Prescott: What would you have done?

Page 4 - Seeking answers? Join the AnandTech community: where nearly half-a-million members share solutions and discuss the latest tech.

dmens

Platinum Member
Mar 18, 2005
2,275
965
136
Originally posted by: Slaimus
I do not understand why Intel does not handpick less leaky, but slower transistors in the new revision, since they know that they will not have to break the 4GHZ barrier.
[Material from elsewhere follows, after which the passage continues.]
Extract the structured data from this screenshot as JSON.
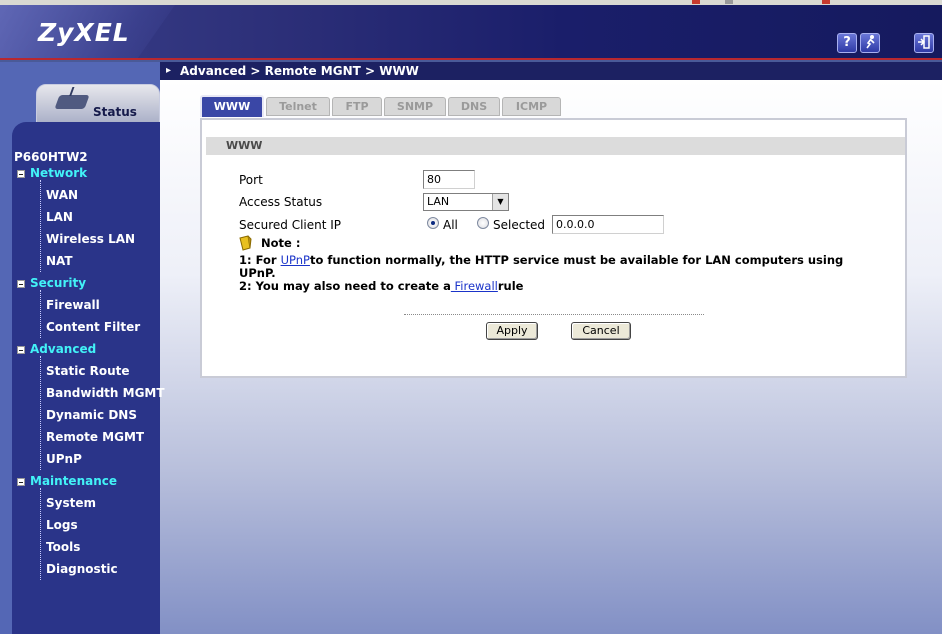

That was done on prescott as well... not that it did a lot of good.
 

clarkey01

Diamond Member
Feb 4, 2004
3,419
1
0
Originally posted by: dmens
Originally posted by: Slaimus
I do not understand why Intel does not handpick less leaky, but slower transistors in the new revision, since they know that they will not have to break the 4GHZ barrier.

That was done on prescott as well... not that it did a lot of good.

I think one Intel worker left because he believed netburst was just a marketing tool (think his name was bob combwell). Ah well, he may of been right, but look who dominated the desktop anyhow.
 

dmens

Platinum Member
Mar 18, 2005
2,275
965
136
Originally posted by: clarkey01
I think one Intel worker left because he believed netburst was just a marketing tool (think his name was bob combwell). Ah well, he may of been right, but look who dominated the desktop anyhow.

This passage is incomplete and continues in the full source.